Anyway, here's the results from 10 million trials (each) in java, in case anyone cares. The first number represents the number of dice taken, the second (with a b) represents the number of extra dice rolled. So, 5 4b means roll 9 dice and sum the highest 5, for example.

Good to know that the returns of more bonus dice diminish fairly quickly.

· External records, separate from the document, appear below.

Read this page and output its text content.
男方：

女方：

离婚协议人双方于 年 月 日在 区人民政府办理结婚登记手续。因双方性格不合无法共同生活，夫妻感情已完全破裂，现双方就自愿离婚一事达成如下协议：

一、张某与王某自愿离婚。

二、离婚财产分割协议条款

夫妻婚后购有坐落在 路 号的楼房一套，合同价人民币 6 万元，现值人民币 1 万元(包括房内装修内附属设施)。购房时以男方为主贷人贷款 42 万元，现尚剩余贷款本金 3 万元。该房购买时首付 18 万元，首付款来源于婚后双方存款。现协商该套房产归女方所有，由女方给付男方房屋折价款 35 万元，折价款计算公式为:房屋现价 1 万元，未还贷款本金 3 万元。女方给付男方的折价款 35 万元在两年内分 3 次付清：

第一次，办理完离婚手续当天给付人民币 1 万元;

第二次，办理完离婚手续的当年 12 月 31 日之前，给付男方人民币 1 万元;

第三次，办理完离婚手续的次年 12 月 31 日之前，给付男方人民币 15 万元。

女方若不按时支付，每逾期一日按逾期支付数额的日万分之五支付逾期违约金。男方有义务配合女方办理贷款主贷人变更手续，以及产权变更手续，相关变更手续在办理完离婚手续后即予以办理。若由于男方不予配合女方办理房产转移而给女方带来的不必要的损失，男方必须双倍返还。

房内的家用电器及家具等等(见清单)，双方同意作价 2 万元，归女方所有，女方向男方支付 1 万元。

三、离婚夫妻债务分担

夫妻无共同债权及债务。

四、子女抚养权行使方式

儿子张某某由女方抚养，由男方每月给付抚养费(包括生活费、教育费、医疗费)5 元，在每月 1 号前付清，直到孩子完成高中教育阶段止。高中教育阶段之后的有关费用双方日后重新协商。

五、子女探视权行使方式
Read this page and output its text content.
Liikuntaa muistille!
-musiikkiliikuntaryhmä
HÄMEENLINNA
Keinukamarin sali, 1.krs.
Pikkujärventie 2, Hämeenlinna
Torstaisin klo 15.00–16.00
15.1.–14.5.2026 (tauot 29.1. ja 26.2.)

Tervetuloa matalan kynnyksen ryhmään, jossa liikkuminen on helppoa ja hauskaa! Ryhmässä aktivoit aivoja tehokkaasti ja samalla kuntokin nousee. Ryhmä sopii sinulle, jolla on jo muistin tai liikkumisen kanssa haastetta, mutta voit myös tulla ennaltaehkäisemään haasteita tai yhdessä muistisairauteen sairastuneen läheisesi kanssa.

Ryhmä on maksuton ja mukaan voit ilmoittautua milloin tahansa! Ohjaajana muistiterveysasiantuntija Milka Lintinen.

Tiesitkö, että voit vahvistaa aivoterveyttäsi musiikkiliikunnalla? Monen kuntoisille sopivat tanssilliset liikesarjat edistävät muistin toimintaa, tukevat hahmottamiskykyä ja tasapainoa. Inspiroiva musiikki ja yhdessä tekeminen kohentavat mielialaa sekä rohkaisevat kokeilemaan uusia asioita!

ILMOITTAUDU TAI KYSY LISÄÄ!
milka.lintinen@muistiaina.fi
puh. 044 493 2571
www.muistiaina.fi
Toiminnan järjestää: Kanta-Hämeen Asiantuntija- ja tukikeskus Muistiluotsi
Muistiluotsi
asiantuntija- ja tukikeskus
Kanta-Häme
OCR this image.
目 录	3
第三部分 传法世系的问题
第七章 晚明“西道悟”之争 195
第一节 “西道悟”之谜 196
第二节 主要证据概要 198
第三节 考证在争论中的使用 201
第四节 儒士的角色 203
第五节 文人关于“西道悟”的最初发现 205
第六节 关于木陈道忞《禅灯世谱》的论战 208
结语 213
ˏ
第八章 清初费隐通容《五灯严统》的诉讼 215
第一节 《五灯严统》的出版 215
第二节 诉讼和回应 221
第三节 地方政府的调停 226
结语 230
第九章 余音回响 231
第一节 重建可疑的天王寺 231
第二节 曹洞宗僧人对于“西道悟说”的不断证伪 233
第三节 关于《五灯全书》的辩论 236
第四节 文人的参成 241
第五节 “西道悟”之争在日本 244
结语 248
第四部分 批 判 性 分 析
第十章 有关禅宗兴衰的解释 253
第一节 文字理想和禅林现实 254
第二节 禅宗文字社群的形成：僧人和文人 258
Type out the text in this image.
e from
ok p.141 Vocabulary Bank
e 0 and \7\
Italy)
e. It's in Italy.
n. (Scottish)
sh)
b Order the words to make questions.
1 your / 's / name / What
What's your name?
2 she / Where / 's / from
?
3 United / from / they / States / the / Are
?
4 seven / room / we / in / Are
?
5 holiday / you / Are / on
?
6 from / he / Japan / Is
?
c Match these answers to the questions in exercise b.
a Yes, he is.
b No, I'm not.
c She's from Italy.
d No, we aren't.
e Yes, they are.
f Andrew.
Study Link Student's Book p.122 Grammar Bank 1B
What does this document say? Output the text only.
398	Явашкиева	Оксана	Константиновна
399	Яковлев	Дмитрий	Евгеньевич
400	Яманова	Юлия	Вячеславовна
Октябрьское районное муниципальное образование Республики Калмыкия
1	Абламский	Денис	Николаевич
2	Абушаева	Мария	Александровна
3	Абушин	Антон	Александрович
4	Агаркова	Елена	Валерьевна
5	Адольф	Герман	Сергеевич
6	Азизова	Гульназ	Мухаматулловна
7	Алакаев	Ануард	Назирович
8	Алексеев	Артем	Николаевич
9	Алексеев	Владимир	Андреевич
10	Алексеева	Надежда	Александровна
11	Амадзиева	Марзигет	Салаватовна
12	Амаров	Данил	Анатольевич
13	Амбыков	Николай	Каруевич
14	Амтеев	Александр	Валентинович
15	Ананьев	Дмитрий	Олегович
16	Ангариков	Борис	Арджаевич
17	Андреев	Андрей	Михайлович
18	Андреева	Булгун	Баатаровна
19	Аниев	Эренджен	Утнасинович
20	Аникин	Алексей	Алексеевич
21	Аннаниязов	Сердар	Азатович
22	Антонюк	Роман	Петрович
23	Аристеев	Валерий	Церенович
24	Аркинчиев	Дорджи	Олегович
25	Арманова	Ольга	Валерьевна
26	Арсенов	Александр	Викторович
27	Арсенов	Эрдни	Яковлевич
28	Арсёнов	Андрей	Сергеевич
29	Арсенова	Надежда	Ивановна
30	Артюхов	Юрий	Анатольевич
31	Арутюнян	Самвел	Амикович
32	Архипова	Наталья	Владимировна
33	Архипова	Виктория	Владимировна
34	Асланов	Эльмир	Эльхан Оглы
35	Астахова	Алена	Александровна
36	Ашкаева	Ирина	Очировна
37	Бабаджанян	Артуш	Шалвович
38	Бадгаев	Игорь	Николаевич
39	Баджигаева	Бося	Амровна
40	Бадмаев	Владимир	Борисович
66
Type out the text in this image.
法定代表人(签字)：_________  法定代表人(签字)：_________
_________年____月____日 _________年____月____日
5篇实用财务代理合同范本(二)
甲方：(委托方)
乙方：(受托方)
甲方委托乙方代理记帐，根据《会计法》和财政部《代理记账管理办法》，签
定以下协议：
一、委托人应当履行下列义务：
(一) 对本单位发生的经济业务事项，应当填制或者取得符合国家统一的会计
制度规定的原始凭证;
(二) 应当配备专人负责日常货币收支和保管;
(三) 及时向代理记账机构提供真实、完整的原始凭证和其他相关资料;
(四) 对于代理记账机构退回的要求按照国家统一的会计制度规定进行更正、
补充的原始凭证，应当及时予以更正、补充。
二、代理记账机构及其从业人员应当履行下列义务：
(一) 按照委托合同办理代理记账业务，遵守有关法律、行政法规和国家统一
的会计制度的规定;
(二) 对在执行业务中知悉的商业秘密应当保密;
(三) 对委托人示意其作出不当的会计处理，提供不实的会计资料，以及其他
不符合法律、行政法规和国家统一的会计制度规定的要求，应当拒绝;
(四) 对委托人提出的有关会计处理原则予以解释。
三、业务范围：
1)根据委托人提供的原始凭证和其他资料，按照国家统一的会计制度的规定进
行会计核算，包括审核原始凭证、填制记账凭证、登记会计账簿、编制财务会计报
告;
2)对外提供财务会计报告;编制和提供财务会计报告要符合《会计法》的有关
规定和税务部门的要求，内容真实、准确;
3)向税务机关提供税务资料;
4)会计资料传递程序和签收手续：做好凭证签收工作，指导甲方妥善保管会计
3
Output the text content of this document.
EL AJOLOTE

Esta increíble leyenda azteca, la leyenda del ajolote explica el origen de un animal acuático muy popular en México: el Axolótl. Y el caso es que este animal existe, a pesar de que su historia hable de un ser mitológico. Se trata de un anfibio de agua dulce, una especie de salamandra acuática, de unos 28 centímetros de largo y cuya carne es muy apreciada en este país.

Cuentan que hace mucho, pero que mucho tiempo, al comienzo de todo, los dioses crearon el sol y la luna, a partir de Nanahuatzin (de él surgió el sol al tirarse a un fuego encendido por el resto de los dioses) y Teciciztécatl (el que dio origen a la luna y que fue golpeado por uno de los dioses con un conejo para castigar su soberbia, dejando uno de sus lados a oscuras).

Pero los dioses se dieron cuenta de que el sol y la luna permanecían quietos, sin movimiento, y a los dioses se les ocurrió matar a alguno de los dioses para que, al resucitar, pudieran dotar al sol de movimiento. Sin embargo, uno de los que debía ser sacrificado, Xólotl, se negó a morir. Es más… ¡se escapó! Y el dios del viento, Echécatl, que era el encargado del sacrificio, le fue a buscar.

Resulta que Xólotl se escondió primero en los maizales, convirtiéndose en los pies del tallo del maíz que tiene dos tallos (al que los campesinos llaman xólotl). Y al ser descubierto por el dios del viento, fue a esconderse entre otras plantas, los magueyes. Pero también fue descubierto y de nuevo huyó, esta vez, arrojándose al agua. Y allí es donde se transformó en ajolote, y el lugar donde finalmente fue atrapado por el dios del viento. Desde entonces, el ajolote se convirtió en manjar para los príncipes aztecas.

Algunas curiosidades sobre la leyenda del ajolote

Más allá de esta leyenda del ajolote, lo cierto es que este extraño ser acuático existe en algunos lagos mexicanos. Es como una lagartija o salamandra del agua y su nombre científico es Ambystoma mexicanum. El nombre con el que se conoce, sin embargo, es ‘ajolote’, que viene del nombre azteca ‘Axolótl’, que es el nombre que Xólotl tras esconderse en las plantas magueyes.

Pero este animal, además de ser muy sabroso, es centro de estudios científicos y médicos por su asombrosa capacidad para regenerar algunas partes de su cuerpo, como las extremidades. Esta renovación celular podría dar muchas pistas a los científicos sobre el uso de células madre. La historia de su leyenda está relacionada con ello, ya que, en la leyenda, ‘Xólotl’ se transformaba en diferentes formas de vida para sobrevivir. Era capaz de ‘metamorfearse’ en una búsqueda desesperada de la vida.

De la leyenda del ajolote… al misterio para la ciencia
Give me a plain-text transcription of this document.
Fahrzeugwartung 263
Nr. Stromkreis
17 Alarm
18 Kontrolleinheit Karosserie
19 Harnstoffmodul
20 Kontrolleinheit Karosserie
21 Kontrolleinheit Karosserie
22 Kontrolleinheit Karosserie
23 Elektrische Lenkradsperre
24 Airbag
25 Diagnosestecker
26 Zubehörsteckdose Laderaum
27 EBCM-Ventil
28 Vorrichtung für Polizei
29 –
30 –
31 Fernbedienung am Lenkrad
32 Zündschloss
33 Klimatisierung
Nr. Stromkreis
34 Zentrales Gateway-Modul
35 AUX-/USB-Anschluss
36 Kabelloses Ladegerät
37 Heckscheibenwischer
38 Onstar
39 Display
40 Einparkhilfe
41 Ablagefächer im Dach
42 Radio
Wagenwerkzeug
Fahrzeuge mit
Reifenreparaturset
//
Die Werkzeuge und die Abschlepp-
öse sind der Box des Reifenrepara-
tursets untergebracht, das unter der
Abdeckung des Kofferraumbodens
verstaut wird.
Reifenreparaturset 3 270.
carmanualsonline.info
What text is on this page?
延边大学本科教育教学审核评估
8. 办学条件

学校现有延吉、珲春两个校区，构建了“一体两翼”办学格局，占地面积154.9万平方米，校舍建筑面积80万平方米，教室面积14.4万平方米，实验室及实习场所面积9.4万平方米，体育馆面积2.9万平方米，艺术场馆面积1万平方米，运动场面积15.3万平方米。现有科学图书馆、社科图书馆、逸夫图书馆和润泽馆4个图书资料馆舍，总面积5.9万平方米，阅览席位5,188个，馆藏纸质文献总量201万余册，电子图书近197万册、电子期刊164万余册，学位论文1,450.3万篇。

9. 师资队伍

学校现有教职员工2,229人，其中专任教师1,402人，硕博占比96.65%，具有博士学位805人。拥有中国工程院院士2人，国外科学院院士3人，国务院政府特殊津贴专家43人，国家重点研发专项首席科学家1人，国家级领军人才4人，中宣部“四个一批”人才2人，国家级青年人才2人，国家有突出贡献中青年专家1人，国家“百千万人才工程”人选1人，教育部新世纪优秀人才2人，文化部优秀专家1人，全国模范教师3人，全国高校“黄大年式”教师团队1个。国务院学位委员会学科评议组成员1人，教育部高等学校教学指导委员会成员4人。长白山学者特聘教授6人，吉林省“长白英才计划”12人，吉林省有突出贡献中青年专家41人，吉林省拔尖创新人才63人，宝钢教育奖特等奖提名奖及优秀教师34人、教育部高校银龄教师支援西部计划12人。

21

Average of 1 0b = 3.4999777
Average of 1 1b = 4.4716185
Average of 2 0b = 7.0006233
Average of 2 1b = 8.45763
Average of 2 2b = 9.3440604
Average of 3 0b = 10.5014903
Average of 3 1b = 12.2434161
Average of 3 2b = 13.4298458
Average of 3 3b = 14.2725354
Average of 4 0b = 14.0001635
Average of 4 1b = 15.9302557
Average of 4 2b = 17.3435511
Average of 4 3b = 18.4023819
Average of 4 4b = 19.2234638
Average of 5 0b = 17.499684
Average of 5 1b = 19.5581609
Average of 5 2b = 21.1533658
Average of 5 3b = 22.3887886
Average of 5 4b = 23.3748975
Average of 5 5b = 24.1810492
Average of 6 0b = 21.0013445
Average of 6 1b = 23.1531813
Average of 6 2b = 24.8863648
Average of 6 3b = 26.2756418
Average of 6 4b = 27.4074786
Average of 6 5b = 28.3481214
Average of 6 6b = 29.1414323
Average of 7 0b = 24.5008945
Average of 7 1b = 26.7252489
Average of 7 2b = 28.5727906
Average of 7 3b = 30.0860764
Average of 7 4b = 31.3482481
Average of 7 5b = 32.4114345
Average of 7 6b = 33.319577
Average of 7 7b = 34.1048892

good agreement with theoretical value

The values from your simulation agree very nicely with the theoretical values:

1 basic, 0 training: expected sum 3.500000
1 basic, 1 training: expected sum 4.472222
2 basic, 0 training: expected sum 7.000000
2 basic, 1 training: expected sum 8.458333
2 basic, 2 training: expected sum 9.344136
3 basic, 0 training: expected sum 10.500000
3 basic, 1 training: expected sum 12.244599
3 basic, 2 training: expected sum 13.430170
3 basic, 3 training: expected sum 14.273791
4 basic, 0 training: expected sum 14.000000
4 basic, 1 training: expected sum 15.930941
4 basic, 2 training: expected sum 17.344479
4 basic, 3 training: expected sum 18.402756
4 basic, 4 training: expected sum 19.222277
5 basic, 0 training: expected sum 17.500000
5 basic, 1 training: expected sum 19.560292
5 basic, 2 training: expected sum 21.151460
5 basic, 3 training: expected sum 22.388805
5 basic, 4 training: expected sum 23.375062
5 basic, 5 training: expected sum 24.179310
6 basic, 0 training: expected sum 21.000000
6 basic, 1 training: expected sum 23.154117
6 basic, 2 training: expected sum 24.886813
6 basic, 3 training: expected sum 26.274812
6 basic, 4 training: expected sum 27.406675
6 basic, 5 training: expected sum 28.347241
6 basic, 6 training: expected sum 29.141009
7 basic, 0 training: expected sum 24.500000
7 basic, 1 training: expected sum 26.724354
7 basic, 2 training: expected sum 28.571949
7 basic, 3 training: expected sum 30.088016
7 basic, 4 training: expected sum 31.347410
7 basic, 5 training: expected sum 32.410309
7 basic, 6 training: expected sum 33.319426
7 basic, 7 training: expected sum 1.823745

Obviously the last one isn't right. I'm guessing the binomial coefficients got too large and overflowed some variable. You still have access to your old profs? Cool. Yeah, if you can get a professor to help you that would be awesome. Also, If you want me to expand on the hints I gave in post #5, I can.